Juan Pierre was 0-for-5 but I lean toward giving him a pass after the kind of season he has had. Pierre does not go 0-for-5 very often so I feel I can let him slide this time without any resentment. The offense may not have been real hot last night but Jimmy Rollins and Chase Utley each had a pair of hits and Ryan Howard had a decent night at the plate as well with a hit, one RBI and a walk. No, last night once again fell on the pitching staff as it has seemingly all season long.
Cliff Lee was good but he started to crack in the sixth inning and could not patch things up in the seventh to hold on to a slim 1-0 lead. He was charged for three runs, two of them earned, and he struck out nine batters. Overall that is actually a very good night for any starting pitcher. The offense failed to give him any wiggle room, but Lee id not give up a home run and he was let off the hook for a loss, but after Lee found a way out of a huge jam in the sixth inning the leash probably should have been short for Lee given the way things have gone this season.

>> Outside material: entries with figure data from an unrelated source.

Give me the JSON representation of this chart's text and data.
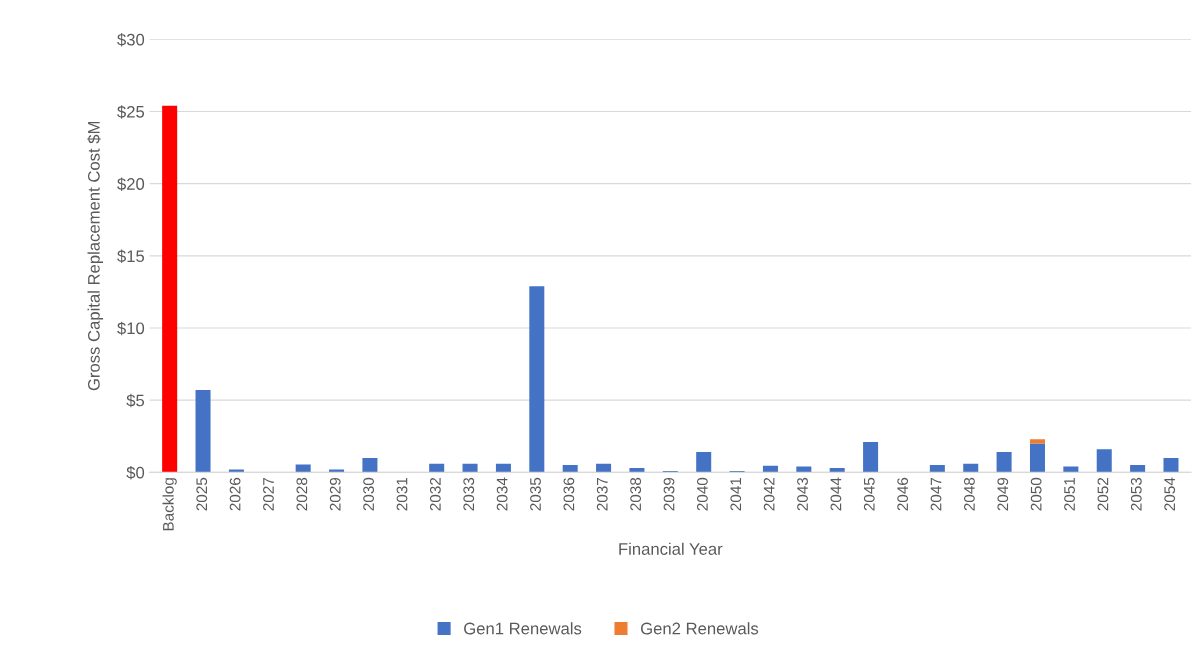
{
  "chart_data": {
    "type": "bar",
    "stacked": true,
    "xlabel": "Financial Year",
    "ylabel": "Gross Capital Replacement Cost $M",
    "categories": [
      "Backlog",
      "2025",
      "2026",
      "2027",
      "2028",
      "2029",
      "2030",
      "2031",
      "2032",
      "2033",
      "2034",
      "2035",
      "2036",
      "2037",
      "2038",
      "2039",
      "2040",
      "2041",
      "2042",
      "2043",
      "2044",
      "2045",
      "2046",
      "2047",
      "2048",
      "2049",
      "2050",
      "2051",
      "2052",
      "2053",
      "2054"
    ],
    "series": [
      {
        "name": "Gen1 Renewals",
        "color": "#4472c4",
        "colors": [
          "#ff0000",
          "#4472c4",
          "#4472c4",
          "#4472c4",
          "#4472c4",
          "#4472c4",
          "#4472c4",
          "#4472c4",
          "#4472c4",
          "#4472c4",
          "#4472c4",
          "#4472c4",
          "#4472c4",
          "#4472c4",
          "#4472c4",
          "#4472c4",
          "#4472c4",
          "#4472c4",
          "#4472c4",
          "#4472c4",
          "#4472c4",
          "#4472c4",
          "#4472c4",
          "#4472c4",
          "#4472c4",
          "#4472c4",
          "#4472c4",
          "#4472c4",
          "#4472c4",
          "#4472c4",
          "#4472c4"
        ],
        "values": [
          25.4,
          5.7,
          0.2,
          0,
          0.55,
          0.2,
          1.0,
          0,
          0.6,
          0.6,
          0.6,
          12.9,
          0.5,
          0.6,
          0.3,
          0.1,
          1.4,
          0.1,
          0.45,
          0.4,
          0.3,
          2.1,
          0,
          0.5,
          0.6,
          1.4,
          2.0,
          0.4,
          1.6,
          0.5,
          1.0
        ]
      },
      {
        "name": "Gen2 Renewals",
        "color": "#ed7d31",
        "values": [
          0,
          0,
          0,
          0,
          0,
          0,
          0,
          0,
          0,
          0,
          0,
          0,
          0,
          0,
          0,
          0,
          0,
          0,
          0,
          0,
          0,
          0,
          0,
          0,
          0,
          0,
          0.3,
          0,
          0,
          0,
          0
        ]
      }
    ],
    "ylim": [
      0,
      30
    ],
    "yticks": [
      {
        "value": 0,
        "label": "$0"
      },
      {
        "value": 5,
        "label": "$5"
      },
      {
        "value": 10,
        "label": "$10"
      },
      {
        "value": 15,
        "label": "$15"
      },
      {
        "value": 20,
        "label": "$20"
      },
      {
        "value": 25,
        "label": "$25"
      },
      {
        "value": 30,
        "label": "$30"
      }
    ],
    "grid": "y",
    "legend": "bottom"
  }
}
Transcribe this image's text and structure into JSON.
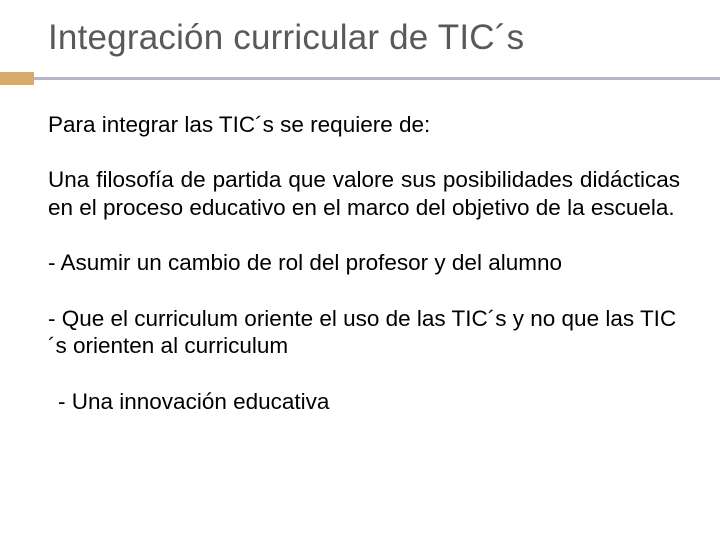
{
  "slide": {
    "title": "Integración curricular de TIC´s",
    "intro": "Para integrar las TIC´s se requiere de:",
    "paragraph1": "Una filosofía de partida que valore sus posibilidades didácticas en el proceso educativo en el marco del objetivo de la escuela.",
    "bullet1": "- Asumir un cambio de rol del profesor y del alumno",
    "bullet2": "- Que el curriculum oriente el uso de las TIC´s y no que las TIC´s orienten al curriculum",
    "bullet3": "- Una innovación educativa"
  },
  "style": {
    "title_color": "#595959",
    "title_fontsize": 35,
    "body_color": "#000000",
    "body_fontsize": 22.5,
    "accent_color": "#d6a96f",
    "divider_color": "#b9b2c9",
    "background_color": "#ffffff"
  }
}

While Lee gave up the lead, Tuesday night’s failings lay squarely on the arms coming out of the bullpen once again. B.J. Rosenberg did his job in ending the seventh inning for Lee with no more damage. Rosenberg’s one-third of an inning of work allowed the Phillies to stay in the game and ultimately saw the offense even things up in the bottom of the inning. It was up to Antonio Bastardo to keep the momentum going after a long layoff for him out of the bullpen, and he failed. Bastardo picked up two outs but served up a solo home run to Reds first baseman Todd Frazier. The Phillies offense would bail Bastardo out in the bottom of the eighth inning, which meant closer Jonathan Papelbon was charged with holding the game at 4-4.
It took just one pitch to see that mission fail.
Baseball logic suggests that using your closer at home in the top of the ninth inning is the right move, but why does it seem to fail as often as it does? I simply cannot find words to explain it other than the mental state of a tie game and a save situation must be so different that it does affect something. Papelbon is a very good pitcher who will make mistakes. As was the case last night, those mistakes can cost any team a game in a hurry.
Papelbon explained after the game he may have been over-thinking the situation, and to his credit he did own up to coming up small last night.
“I think it was me coming into a situation and [over-thinking],” Papelbon said in a story on Phillies.com. “My job isn’t to go out there and [over-think]. My job is to go out there and execute pitches. That’s basically what it boils down to. I’m thinking in a tie ballgame the leadoff hitter is probably going to maybe take one and try to manufacture a run off me. Instead of me giving in and saying I’m going to throw a strike, I’ve got to execute a better strike.”
For those who believe that the Phillies still have a chance to make a run for the playoffs, I will not chastise you for your optimism. After all, until they are mathematically eliminated you are right. There is a chance. But if the young players are going to help fuel a new energy and the veteran bats are going to do what they can do for any sort of postseason run, the bullpen cannot afford to be throwing games away the way they did last night in the eighth and ninth.
But hey, I’m still watching and I’m going to enjoy the rest of the season. Hopefully you will too.